While the antibacterial gel is essential for keeping bacteria at bay, over-using the product can cause an imbalance in our skin’s microbiome, which is an important part of our immune system.
The seemingly harmless gel could also cause damage to the microbiome of the skin, which can increase the risk of penetration of UV rays, allergic reactions, and germs.
Maintaining an active lifestyle can help to improve brain health, help you manage your weight, and also reduce the risk of disease.
However David warns that doing too much exercise or pushing too hard too quickly, especially if you are a beginner, can lead to doing more harm than good.

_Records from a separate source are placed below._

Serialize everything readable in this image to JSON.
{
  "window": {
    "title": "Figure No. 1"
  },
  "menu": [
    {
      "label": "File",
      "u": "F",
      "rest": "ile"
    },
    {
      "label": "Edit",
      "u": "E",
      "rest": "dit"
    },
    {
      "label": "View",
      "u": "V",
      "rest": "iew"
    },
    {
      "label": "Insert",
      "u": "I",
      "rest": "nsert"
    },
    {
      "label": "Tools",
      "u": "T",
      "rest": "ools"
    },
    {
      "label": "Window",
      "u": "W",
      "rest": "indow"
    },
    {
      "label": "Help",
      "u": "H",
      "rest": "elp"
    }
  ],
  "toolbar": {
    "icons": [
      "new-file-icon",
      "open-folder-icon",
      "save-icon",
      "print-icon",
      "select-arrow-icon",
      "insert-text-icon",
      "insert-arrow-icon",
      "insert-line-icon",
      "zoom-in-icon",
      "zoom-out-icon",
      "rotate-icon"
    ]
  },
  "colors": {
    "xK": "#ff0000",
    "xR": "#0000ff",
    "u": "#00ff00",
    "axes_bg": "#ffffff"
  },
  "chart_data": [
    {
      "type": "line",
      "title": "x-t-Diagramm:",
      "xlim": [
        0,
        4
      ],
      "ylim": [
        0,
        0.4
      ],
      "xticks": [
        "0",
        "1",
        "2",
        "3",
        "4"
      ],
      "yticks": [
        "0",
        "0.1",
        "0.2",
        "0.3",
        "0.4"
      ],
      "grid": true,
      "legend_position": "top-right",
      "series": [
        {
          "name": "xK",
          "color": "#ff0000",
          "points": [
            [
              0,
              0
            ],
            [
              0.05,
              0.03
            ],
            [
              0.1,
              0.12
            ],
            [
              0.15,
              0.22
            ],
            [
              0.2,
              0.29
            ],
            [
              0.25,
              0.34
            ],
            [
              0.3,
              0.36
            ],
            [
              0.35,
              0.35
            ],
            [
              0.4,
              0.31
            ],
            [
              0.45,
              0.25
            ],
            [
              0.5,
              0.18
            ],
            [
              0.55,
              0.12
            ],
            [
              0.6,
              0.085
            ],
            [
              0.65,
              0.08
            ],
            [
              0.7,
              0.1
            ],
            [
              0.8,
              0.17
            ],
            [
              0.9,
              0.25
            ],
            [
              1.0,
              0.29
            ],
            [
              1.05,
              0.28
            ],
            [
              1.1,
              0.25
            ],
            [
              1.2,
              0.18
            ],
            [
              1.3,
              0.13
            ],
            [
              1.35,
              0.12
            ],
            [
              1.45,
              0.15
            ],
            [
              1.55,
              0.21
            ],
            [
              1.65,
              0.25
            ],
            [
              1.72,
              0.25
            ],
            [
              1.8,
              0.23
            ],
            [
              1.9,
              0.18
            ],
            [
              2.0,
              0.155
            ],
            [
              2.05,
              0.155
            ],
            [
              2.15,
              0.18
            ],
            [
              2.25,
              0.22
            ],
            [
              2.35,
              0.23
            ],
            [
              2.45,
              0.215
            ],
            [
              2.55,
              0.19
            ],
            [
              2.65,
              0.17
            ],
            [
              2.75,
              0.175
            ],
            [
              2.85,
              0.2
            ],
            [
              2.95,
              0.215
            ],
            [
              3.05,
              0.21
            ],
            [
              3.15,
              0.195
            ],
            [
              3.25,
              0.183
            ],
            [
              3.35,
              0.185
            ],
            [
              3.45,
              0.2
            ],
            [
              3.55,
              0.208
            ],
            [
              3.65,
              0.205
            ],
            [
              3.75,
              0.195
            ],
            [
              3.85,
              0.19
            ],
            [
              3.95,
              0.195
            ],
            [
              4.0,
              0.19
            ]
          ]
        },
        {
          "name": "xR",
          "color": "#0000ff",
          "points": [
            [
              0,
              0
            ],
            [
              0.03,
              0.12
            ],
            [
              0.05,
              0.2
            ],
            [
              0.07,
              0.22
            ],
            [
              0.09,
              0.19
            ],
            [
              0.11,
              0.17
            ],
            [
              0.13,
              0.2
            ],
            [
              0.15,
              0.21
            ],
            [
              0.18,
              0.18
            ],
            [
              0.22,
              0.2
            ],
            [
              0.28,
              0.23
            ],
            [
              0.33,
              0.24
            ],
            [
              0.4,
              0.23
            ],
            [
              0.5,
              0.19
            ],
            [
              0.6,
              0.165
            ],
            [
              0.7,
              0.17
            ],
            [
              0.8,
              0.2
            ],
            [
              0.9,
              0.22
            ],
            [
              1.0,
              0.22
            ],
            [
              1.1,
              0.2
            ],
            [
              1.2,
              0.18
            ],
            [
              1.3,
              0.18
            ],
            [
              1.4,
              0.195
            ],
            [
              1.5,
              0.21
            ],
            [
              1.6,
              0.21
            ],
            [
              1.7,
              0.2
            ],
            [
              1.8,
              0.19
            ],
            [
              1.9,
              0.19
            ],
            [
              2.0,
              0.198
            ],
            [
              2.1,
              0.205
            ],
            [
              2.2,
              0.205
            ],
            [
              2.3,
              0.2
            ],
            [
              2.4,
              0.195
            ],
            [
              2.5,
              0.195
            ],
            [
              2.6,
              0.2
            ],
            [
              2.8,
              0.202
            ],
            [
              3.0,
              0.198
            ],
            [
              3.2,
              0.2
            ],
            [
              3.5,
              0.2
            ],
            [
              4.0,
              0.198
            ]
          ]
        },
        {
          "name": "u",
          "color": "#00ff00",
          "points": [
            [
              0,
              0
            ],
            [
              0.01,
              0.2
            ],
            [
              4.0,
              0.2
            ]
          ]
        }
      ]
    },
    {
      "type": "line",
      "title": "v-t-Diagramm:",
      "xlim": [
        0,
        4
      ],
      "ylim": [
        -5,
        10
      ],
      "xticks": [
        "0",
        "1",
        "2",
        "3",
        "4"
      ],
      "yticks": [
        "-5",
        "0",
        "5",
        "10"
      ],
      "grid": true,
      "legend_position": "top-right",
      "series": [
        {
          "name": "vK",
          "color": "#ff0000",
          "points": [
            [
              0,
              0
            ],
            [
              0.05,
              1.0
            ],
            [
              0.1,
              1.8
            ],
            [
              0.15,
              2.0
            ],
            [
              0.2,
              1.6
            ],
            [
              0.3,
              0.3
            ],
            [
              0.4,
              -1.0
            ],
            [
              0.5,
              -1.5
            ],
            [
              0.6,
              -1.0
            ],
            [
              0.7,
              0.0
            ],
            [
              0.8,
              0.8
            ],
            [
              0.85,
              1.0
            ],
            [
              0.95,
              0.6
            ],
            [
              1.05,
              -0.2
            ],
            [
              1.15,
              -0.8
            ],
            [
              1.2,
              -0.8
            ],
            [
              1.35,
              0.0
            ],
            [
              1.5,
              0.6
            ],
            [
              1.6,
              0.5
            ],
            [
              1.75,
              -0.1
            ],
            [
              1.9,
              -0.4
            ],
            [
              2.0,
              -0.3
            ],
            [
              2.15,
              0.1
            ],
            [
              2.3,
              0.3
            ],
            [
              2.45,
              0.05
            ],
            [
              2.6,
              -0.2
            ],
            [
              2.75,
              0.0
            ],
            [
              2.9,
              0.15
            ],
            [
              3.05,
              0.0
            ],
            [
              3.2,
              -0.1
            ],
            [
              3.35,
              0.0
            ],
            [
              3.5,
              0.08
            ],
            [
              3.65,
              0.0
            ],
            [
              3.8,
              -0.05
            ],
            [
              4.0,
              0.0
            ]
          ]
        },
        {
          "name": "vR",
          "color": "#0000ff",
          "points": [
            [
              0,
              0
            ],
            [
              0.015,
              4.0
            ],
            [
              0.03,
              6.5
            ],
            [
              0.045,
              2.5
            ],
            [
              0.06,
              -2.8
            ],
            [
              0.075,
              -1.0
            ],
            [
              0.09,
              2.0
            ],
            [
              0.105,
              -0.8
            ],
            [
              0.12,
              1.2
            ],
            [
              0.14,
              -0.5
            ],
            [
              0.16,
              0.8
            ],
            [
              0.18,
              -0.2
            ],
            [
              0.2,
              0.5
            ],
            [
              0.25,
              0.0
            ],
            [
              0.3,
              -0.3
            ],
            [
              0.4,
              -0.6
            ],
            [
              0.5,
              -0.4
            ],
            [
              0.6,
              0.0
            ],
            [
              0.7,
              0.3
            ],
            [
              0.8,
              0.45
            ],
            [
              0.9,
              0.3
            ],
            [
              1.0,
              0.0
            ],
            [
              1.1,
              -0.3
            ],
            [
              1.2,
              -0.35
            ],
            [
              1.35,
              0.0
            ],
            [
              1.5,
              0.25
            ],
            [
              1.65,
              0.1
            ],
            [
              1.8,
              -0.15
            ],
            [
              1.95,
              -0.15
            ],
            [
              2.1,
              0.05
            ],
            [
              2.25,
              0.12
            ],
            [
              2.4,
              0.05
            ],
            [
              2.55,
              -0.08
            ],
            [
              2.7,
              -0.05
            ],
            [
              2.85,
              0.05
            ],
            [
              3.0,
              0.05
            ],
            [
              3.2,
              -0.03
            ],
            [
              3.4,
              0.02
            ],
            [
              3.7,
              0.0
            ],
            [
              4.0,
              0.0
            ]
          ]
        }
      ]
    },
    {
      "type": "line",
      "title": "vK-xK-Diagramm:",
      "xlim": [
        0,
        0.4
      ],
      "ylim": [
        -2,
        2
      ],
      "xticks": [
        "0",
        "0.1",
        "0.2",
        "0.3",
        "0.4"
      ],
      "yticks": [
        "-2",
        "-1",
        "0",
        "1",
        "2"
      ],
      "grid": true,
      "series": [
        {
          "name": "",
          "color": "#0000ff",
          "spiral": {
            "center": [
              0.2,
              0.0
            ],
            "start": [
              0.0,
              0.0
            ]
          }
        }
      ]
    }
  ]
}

Over time, overtraining can weaken your immune system and may cause osteoporosis and bone loss – especially in women
He suggests working out every other day, making sure to take rest days in between.
9. Chewing gum
The quick, sweet treat makes for a tasty filler between meals – or even in place of dinner for rigorous dieters.
However, when we chew gum, we naturally ingest pockets of air, which can leave us feeling bloated.
And sugar-free gum isn’t any better, as it contains artificial sweeteners which can be difficult to digest which in turn also causes bloating.
Chewing gum can also make you hungry, and can lead to overeating as your stomach expects that food is imminent.